Climate change is the failing of our generation. In the Western world it stems, in no small part, from the history of biblical interpretation, in which Nahum Sarna stands only at the most recent end. But soon when we speak of the generation of the Flood, we will not be speaking of the generation of the biblical Flood, we will not mean the women and men and children who lived in the time of Noah. We will mean ourselves. Like that generation we bear a collective responsibility for what is happening to our world.
Returning to Mishna Yoma 8:9, it actually begins with this statement: “One who says, ‘I will sin, and then repent, and then sin again and repent, will not receive an opportunity to repent.’” And in Adin Steinsalz’s translation of the Talmud [B. Yoma 85b] the eminent scholar adds the comment ‘and that person will remain a sinner all their days.’ My greatest anxiety for my children and, please God, their children after them, is that we are already the generation of the next Flood, who will remain sinners all our days.
But this festival season, with its emphasis on genuine repentance, is our opportunity to change our lives and change our world in the process. The climate scientists tell us time is alarming short to avert the harsh decree, but there is yet time. We are standing on the precipice of Neilah in our world. The gates of repentance will close sooner than we think. The decent people, and even the less decent people, of the Texas Gulf Coast and the Leeward islands of the Caribbean and the flood plains of southeast Asia, they are far from alone in bearing responsibility for the flooding that devastated their lives this year.

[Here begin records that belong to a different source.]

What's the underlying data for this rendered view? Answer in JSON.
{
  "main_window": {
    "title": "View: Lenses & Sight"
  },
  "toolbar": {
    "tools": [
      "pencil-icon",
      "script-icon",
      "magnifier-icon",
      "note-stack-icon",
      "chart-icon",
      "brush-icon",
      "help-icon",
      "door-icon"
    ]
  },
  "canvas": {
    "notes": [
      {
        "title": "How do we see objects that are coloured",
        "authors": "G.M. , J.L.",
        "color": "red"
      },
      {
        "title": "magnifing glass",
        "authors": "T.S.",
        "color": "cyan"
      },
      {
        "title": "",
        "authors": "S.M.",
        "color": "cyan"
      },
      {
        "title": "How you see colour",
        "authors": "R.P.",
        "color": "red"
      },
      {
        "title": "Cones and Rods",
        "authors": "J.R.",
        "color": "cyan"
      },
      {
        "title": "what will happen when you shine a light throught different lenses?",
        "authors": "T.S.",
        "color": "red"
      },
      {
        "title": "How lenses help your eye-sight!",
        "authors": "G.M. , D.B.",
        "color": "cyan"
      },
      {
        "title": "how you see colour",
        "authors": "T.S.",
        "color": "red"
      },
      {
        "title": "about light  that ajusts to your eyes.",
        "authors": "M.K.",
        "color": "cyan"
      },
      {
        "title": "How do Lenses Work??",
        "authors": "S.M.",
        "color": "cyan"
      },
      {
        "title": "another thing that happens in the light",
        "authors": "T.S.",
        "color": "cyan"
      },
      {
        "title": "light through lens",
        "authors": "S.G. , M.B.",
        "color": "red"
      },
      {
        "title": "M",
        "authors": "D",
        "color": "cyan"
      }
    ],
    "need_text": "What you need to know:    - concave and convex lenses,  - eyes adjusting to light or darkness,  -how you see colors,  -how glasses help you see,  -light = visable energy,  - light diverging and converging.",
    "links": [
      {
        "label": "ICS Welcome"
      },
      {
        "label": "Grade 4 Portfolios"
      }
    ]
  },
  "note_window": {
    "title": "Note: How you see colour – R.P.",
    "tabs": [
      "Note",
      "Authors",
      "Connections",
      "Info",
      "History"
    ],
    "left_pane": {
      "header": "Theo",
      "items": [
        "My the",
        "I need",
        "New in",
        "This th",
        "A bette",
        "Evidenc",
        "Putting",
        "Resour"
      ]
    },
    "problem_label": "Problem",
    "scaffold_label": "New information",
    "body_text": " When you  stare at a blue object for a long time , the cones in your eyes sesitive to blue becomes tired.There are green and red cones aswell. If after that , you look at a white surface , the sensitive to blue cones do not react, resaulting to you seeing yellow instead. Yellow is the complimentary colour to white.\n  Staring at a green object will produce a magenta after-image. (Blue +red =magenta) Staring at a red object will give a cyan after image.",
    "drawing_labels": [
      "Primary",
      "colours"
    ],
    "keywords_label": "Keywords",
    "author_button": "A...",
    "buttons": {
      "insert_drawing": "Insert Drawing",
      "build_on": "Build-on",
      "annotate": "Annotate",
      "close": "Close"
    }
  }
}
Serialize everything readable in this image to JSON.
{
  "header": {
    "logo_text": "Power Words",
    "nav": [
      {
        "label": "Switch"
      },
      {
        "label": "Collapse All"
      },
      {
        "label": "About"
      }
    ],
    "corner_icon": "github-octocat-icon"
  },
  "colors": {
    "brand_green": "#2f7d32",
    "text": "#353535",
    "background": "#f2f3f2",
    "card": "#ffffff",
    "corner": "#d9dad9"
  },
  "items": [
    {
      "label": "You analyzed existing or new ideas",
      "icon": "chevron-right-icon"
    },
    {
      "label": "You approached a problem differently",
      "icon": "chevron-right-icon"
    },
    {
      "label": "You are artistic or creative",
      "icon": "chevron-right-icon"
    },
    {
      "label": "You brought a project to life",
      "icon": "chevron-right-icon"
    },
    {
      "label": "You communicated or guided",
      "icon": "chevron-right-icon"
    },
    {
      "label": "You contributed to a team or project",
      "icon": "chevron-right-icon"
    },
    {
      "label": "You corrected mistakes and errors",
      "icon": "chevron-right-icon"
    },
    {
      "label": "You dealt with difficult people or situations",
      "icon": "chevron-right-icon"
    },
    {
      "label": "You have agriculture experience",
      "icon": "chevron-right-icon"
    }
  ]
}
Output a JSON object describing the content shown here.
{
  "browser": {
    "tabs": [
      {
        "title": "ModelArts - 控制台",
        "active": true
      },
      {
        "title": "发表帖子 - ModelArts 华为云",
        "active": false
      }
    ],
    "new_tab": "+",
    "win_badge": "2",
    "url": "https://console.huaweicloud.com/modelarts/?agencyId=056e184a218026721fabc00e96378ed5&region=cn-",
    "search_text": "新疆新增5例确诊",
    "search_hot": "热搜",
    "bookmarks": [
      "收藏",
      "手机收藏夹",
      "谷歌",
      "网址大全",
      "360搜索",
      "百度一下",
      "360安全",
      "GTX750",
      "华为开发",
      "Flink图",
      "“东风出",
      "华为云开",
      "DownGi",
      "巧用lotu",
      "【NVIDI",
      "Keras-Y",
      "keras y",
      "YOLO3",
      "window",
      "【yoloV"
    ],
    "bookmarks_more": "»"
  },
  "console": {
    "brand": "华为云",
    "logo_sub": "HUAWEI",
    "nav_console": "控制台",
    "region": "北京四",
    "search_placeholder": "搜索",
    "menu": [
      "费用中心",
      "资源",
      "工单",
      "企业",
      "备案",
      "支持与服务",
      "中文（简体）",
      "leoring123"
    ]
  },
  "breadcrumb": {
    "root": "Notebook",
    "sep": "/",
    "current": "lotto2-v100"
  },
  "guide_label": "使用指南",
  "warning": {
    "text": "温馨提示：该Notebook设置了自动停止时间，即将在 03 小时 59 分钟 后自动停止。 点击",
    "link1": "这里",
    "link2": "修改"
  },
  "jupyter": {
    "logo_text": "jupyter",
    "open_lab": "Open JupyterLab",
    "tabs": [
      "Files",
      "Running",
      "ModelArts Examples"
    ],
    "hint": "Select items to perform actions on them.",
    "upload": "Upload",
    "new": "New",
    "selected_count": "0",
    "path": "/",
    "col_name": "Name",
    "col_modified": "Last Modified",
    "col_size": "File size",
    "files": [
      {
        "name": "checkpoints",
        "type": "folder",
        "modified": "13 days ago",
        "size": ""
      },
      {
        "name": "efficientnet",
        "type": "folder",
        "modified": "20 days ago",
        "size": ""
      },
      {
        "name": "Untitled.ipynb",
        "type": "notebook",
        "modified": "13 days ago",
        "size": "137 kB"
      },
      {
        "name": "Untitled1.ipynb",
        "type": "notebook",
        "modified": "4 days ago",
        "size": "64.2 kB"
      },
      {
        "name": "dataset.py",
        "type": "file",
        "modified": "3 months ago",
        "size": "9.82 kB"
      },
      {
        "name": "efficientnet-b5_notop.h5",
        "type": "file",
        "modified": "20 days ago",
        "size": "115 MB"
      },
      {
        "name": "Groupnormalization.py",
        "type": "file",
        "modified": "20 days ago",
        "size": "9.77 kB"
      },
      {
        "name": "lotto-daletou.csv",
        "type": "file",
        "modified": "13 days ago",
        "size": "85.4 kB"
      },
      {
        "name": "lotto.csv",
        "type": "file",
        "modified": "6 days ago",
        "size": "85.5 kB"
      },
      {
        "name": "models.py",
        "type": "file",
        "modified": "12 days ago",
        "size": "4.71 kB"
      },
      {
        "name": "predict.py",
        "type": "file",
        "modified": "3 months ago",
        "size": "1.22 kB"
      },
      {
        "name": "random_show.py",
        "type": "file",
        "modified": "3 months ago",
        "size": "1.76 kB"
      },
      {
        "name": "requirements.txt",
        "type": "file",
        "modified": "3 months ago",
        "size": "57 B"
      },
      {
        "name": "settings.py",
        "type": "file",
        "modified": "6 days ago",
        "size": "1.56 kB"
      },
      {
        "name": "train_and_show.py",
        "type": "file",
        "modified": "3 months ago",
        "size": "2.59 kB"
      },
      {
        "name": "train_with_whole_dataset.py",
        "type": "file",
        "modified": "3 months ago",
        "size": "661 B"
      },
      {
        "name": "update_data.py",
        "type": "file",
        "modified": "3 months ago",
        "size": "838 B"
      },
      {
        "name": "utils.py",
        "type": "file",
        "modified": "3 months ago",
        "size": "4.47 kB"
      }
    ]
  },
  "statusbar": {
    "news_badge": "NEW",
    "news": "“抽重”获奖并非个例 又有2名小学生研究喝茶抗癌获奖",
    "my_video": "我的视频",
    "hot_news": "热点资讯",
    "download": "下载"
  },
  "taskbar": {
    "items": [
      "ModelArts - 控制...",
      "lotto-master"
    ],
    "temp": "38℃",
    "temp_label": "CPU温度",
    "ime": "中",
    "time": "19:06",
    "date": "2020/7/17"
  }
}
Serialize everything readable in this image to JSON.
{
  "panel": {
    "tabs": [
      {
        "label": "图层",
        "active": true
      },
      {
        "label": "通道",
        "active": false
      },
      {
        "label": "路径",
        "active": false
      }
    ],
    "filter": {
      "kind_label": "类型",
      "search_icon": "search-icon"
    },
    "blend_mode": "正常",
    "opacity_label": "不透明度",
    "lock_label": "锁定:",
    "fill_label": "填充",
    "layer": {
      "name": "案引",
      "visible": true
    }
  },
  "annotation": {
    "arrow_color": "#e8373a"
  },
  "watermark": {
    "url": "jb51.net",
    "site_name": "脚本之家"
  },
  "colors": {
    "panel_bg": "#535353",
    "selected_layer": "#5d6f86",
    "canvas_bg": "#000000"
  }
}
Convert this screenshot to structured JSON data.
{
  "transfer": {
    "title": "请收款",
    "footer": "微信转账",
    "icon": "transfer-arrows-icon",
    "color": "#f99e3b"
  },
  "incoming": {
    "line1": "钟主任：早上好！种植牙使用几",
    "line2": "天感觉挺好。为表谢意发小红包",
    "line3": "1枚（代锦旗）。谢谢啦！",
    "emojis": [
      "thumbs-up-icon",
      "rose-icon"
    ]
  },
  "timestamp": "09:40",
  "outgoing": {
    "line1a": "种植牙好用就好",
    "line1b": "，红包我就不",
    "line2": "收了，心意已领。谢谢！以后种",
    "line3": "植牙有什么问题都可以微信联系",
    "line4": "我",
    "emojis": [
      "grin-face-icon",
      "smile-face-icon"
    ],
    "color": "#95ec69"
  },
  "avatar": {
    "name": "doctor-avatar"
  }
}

על חטא שחטתנו לפניך ולפני ארצינו
For the sin we have committed before You, God, and against our world, we acknowledge openly and in our community the ramifications of our actions and pledge ourselves to meaningful action and substantive change before anymore irreparable damage can be done to our only world, the world of God’s creation.
I pray that such may be our personal and communal commitment to sincere repentance this year of 5778 and may you, God, the One Who Spoke and thus the World Came into Being, help support us in doing so. כן יהי רצון, may that be God’s will as it is our own.
[1] Sarna, N. Understanding Judaism (New York: Schoken Books, 1966), pg. 15.